Conceptual arguments for ellipsis as null exponence
Craig Sailor, Trinity College Dublin
Wed, 3/29 · 4:30 pm—6:00 pm · via Zoom
Program in Linguistics
While many take ellipsis to involve “deletion at PF”, surprisingly few attempts have been made to identify the actual mechanism(s) responsible for its characteristic silence. I pursue this matter assuming a strictly modular architecture, which turns out to significantly constrain the hypothesis space. I argue that phonological deletion accounts should be excluded on theoretical grounds (they are inherently anti-modular: the phonology cannot interpret syntactic features such as [E]) as well as on empirical grounds (they make the wrong predictions: ellipsis can disrupt allomorph selection, it can salvage ineffability, etc.). The remaining alternative for elliptical silence to arise post-syntactically, i.e. “at PF”, requires it to take effect at Vocabulary Insertion (VI), an increasingly popular position.
In the second half of the talk, I argue in support of this conclusion, but against its prior implementations: under strict modularity, the syntax cannot be in the business of telling a post- (i.e., non-) syntactic operation when or how to do its job, as existing non-insertion proposals assume. Thus, what is needed is a strictly modular theory in which elliptical silence arises due to VI’s successful application, rather than its failed application—in other words, one in which VI inserts silence. I sketch such a theory here, adopting the assumption that VI can target non-terminal nodes, overwriting previously-inserted exponents. The result is a theory in which ellipsis is, essentially, a dramatic case of portmanteau suppletion.

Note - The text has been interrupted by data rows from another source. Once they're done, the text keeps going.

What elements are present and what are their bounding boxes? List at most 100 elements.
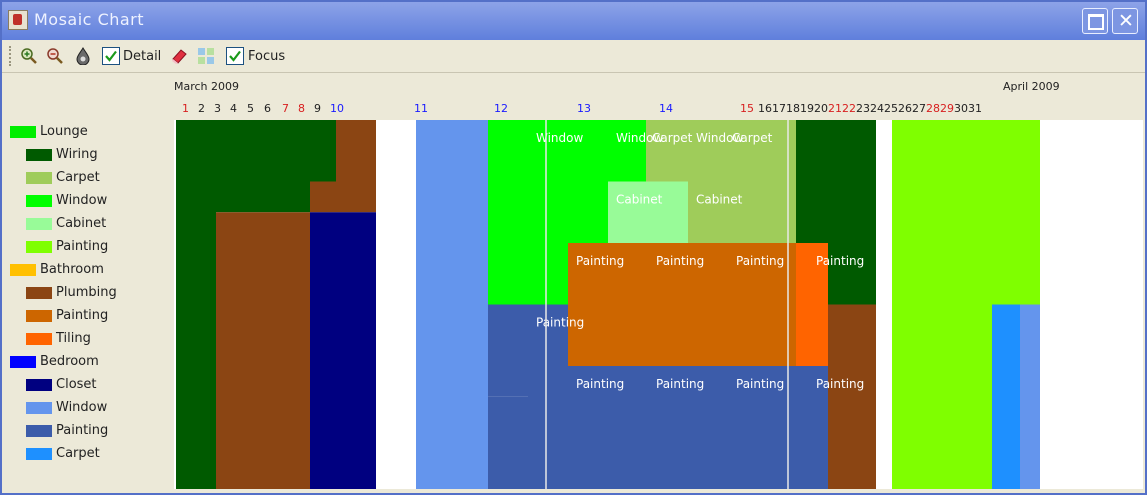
task-label: Painting (816, 254, 864, 268)
legend-swatch (26, 195, 52, 207)
mosaic-block[interactable] (828, 243, 876, 305)
mosaic-block[interactable] (796, 120, 828, 243)
close-button[interactable]: ✕ (1112, 8, 1138, 34)
day-tick-label: 3 (214, 102, 221, 115)
day-tick-label: 25 (884, 102, 898, 115)
mosaic-block[interactable] (528, 181, 608, 244)
legend-swatch (26, 448, 52, 460)
task-label: Carpet (732, 131, 773, 145)
legend-label: Painting (56, 239, 109, 254)
zoom-in-icon[interactable] (20, 47, 38, 65)
mosaic-block[interactable] (336, 120, 376, 213)
legend-label: Cabinet (56, 216, 107, 231)
legend-swatch (26, 287, 52, 299)
task-label: Cabinet (696, 193, 743, 207)
day-tick-label: 22 (842, 102, 856, 115)
mosaic-block[interactable] (488, 396, 528, 489)
mosaic-block[interactable] (528, 243, 568, 305)
day-tick-label: 30 (954, 102, 968, 115)
mosaic-block[interactable] (488, 120, 528, 305)
day-tick-label: 26 (898, 102, 912, 115)
mosaic-block[interactable] (336, 212, 376, 489)
mosaic-chart[interactable]: March 2009 April 2009 1 2 3 4 5 6 7 8 9 10 11 12 13 1… (174, 74, 1145, 493)
mosaic-block[interactable] (216, 212, 310, 489)
mosaic-block[interactable] (828, 120, 876, 243)
task-label: Painting (576, 254, 624, 268)
legend-label: Bathroom (40, 262, 104, 277)
day-tick-label: 20 (814, 102, 828, 115)
grid-icon[interactable] (197, 47, 215, 65)
mosaic-block[interactable] (176, 120, 336, 182)
mosaic-block[interactable] (1020, 304, 1040, 490)
legend-label: Window (56, 193, 108, 208)
legend-swatch (26, 425, 52, 437)
mosaic-block[interactable] (646, 120, 796, 182)
mosaic-block[interactable] (876, 120, 892, 489)
legend-swatch (26, 149, 52, 161)
legend-label: Painting (56, 423, 109, 438)
mosaic-block[interactable] (1006, 304, 1020, 490)
legend-swatch (10, 356, 36, 368)
day-tick-label: 31 (968, 102, 982, 115)
mosaic-block[interactable] (1020, 120, 1040, 305)
day-tick-label: 15 (740, 102, 754, 115)
toolbar: Detail Focus (2, 40, 1145, 73)
legend-label: Bedroom (40, 354, 99, 369)
mosaic-block[interactable] (310, 181, 336, 213)
fill-drop-icon[interactable] (74, 47, 92, 66)
legend-swatch (10, 264, 36, 276)
mosaic-block[interactable] (828, 304, 876, 490)
day-tick-label: 12 (494, 102, 508, 115)
legend-swatch (26, 333, 52, 345)
mosaic-block[interactable] (176, 181, 216, 490)
eraser-icon[interactable] (170, 47, 188, 65)
legend-label: Window (56, 400, 108, 415)
mosaic-block[interactable] (992, 304, 1006, 490)
legend-label: Carpet (56, 170, 100, 185)
task-label: Painting (656, 254, 704, 268)
mosaic-block[interactable] (528, 304, 568, 367)
mosaic-block[interactable] (608, 181, 688, 244)
mosaic-block[interactable] (376, 120, 416, 489)
title-bar[interactable]: Mosaic Chart ✕ (2, 2, 1145, 40)
mosaic-block[interactable] (688, 181, 796, 244)
day-tick-label: 2 (198, 102, 205, 115)
toolbar-grip[interactable] (9, 46, 14, 66)
legend-swatch (26, 310, 52, 322)
mosaic-block[interactable] (1006, 120, 1020, 305)
day-tick-label: 23 (856, 102, 870, 115)
legend-label: Tiling (56, 331, 91, 346)
task-label: Painting (576, 377, 624, 391)
legend-label: Plumbing (56, 285, 117, 300)
day-tick-label: 6 (264, 102, 271, 115)
legend-label: Lounge (40, 124, 88, 139)
task-label: Painting (536, 316, 584, 330)
legend-label: Carpet (56, 446, 100, 461)
mosaic-block[interactable] (216, 181, 310, 213)
legend-swatch (26, 218, 52, 230)
mosaic-block[interactable] (992, 120, 1006, 305)
detail-label[interactable]: Detail (123, 49, 161, 64)
task-label: Painting (816, 377, 864, 391)
focus-checkbox[interactable] (226, 47, 244, 65)
zoom-out-icon[interactable] (46, 47, 64, 65)
focus-label[interactable]: Focus (248, 49, 285, 64)
detail-checkbox[interactable] (102, 47, 120, 65)
mosaic-block[interactable] (416, 120, 488, 489)
legend-panel: Lounge Wiring Carpet Window Cabinet Painting B… (6, 74, 172, 493)
day-tick-label: 17 (772, 102, 786, 115)
task-label: Carpet (652, 131, 693, 145)
maximize-button[interactable] (1082, 8, 1108, 34)
legend-swatch (10, 126, 36, 138)
mosaic-block[interactable] (310, 212, 336, 489)
day-tick-label: 10 (330, 102, 344, 115)
day-tick-label: 4 (230, 102, 237, 115)
mosaic-chart-window: Mosaic Chart ✕ Detail Focus Lounge Wiring… (0, 0, 1147, 495)
day-tick-label: 24 (870, 102, 884, 115)
mosaic-block[interactable] (488, 304, 528, 397)
legend-swatch (26, 379, 52, 391)
mosaic-block[interactable] (892, 120, 992, 489)
day-tick-label: 18 (786, 102, 800, 115)
day-tick-label: 1 (182, 102, 189, 115)
mosaic-plot[interactable]: 1 2 3 4 5 6 7 8 9 10 11 12 13 14 15 16 17 18 19 20 21 22 23 24 2… (174, 74, 1145, 493)
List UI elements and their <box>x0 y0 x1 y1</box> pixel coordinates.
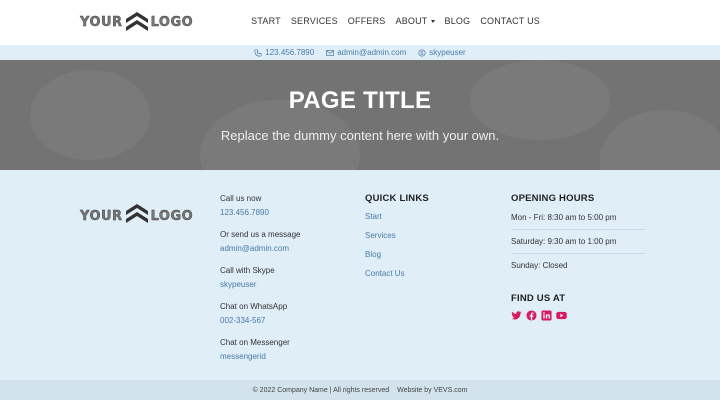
phone-icon <box>254 48 262 57</box>
contact-skype-link[interactable]: skypeuser <box>418 48 466 57</box>
copyright-text: © 2022 Company Name | All rights reserve… <box>252 386 390 394</box>
quick-link-contact-us[interactable]: Contact Us <box>365 269 429 278</box>
call-label: Call us now <box>220 194 262 203</box>
hours-sunday: Sunday: Closed <box>511 261 568 270</box>
logo-chevron-icon <box>125 12 148 32</box>
nav-blog-label: BLOG <box>444 16 471 26</box>
nav-start[interactable]: START <box>251 16 281 26</box>
nav-offers-label: OFFERS <box>347 16 386 26</box>
footer-logo-text-right: LOGO <box>150 209 194 224</box>
facebook-icon[interactable] <box>526 310 537 321</box>
twitter-icon[interactable] <box>511 310 522 321</box>
hours-saturday: Saturday: 9:30 am to 1:00 pm <box>511 230 646 254</box>
whatsapp-link[interactable]: 002-334-567 <box>220 316 300 325</box>
contact-phone-text: 123.456.7890 <box>265 48 315 57</box>
logo-text-right: LOGO <box>150 14 194 30</box>
messenger-label: Chat on Messenger <box>220 338 290 347</box>
envelope-icon <box>326 49 335 57</box>
contact-email-text: admin@admin.com <box>337 48 407 57</box>
page-title: PAGE TITLE <box>288 87 432 114</box>
site-footer: YOUR LOGO Call us now 123.456.7890 Or se… <box>0 170 720 380</box>
contact-bar: 123.456.7890 admin@admin.com skypeuser <box>0 45 720 60</box>
logo-text-left: YOUR <box>80 14 123 30</box>
nav-contact-label: CONTACT US <box>480 16 540 26</box>
linkedin-icon[interactable] <box>541 310 552 321</box>
messenger-link[interactable]: messengerid <box>220 352 300 361</box>
contact-skype-text: skypeuser <box>429 48 466 57</box>
nav-about[interactable]: ABOUT <box>396 16 435 26</box>
site-header: YOUR LOGO START SERVICES OFFERS ABOUT BL… <box>0 0 720 45</box>
page-subtitle: Replace the dummy content here with your… <box>220 128 500 143</box>
skype-label: Call with Skype <box>220 266 275 275</box>
nav-contact-us[interactable]: CONTACT US <box>480 16 540 26</box>
whatsapp-label: Chat on WhatsApp <box>220 302 288 311</box>
footer-logo[interactable]: YOUR LOGO <box>80 204 193 229</box>
nav-services[interactable]: SERVICES <box>291 16 338 26</box>
email-link[interactable]: admin@admin.com <box>220 244 300 253</box>
quick-link-services[interactable]: Services <box>365 231 429 240</box>
bottom-bar: © 2022 Company Name | All rights reserve… <box>0 380 720 400</box>
skype-link[interactable]: skypeuser <box>220 280 300 289</box>
social-icons <box>511 310 646 321</box>
footer-contact-column: Call us now 123.456.7890 Or send us a me… <box>220 194 300 374</box>
call-link[interactable]: 123.456.7890 <box>220 208 300 217</box>
nav-services-label: SERVICES <box>290 16 338 26</box>
message-label: Or send us a message <box>220 230 301 239</box>
opening-hours-heading: OPENING HOURS <box>511 193 595 204</box>
nav-start-label: START <box>251 16 281 26</box>
nav-about-label: ABOUT <box>395 16 428 26</box>
footer-logo-text-left: YOUR <box>80 209 123 224</box>
contact-email-link[interactable]: admin@admin.com <box>326 48 406 57</box>
hero-bg-shape <box>30 70 150 160</box>
hero-banner: PAGE TITLE Replace the dummy content her… <box>0 60 720 170</box>
quick-link-start[interactable]: Start <box>365 212 429 221</box>
opening-hours-column: OPENING HOURS Mon - Fri: 8:30 am to 5:00… <box>511 193 646 321</box>
hours-weekdays: Mon - Fri: 8:30 am to 5:00 pm <box>511 206 646 230</box>
credit-link[interactable]: Website by VEVS.com <box>397 387 467 394</box>
youtube-icon[interactable] <box>556 310 567 321</box>
quick-links-column: QUICK LINKS Start Services Blog Contact … <box>365 193 429 288</box>
skype-icon <box>418 48 426 57</box>
site-logo[interactable]: YOUR LOGO <box>80 12 193 32</box>
caret-down-icon <box>430 20 435 23</box>
quick-links-heading: QUICK LINKS <box>365 193 429 204</box>
nav-offers[interactable]: OFFERS <box>348 16 386 26</box>
main-nav: START SERVICES OFFERS ABOUT BLOG CONTACT… <box>241 16 540 26</box>
logo-chevron-icon <box>125 204 148 229</box>
find-us-heading: FIND US AT <box>511 293 566 304</box>
nav-blog[interactable]: BLOG <box>445 16 471 26</box>
quick-link-blog[interactable]: Blog <box>365 250 429 259</box>
contact-phone-link[interactable]: 123.456.7890 <box>254 48 314 57</box>
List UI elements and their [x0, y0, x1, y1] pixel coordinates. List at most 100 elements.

Craig Sailor is a research fellow at Trinity College Dublin within the Centre for Language & Communication Sciences. His research deals with the question of how syntactic structures get externalized, considering issues such as modularity, grammatical timing, and the division of labor between syntax and phonology. He is especially interested in ellipsis — the principled non-externalization of a syntactic constituent — as it provides a unique testing ground for competing theories of the syntax-phonology tradeoff.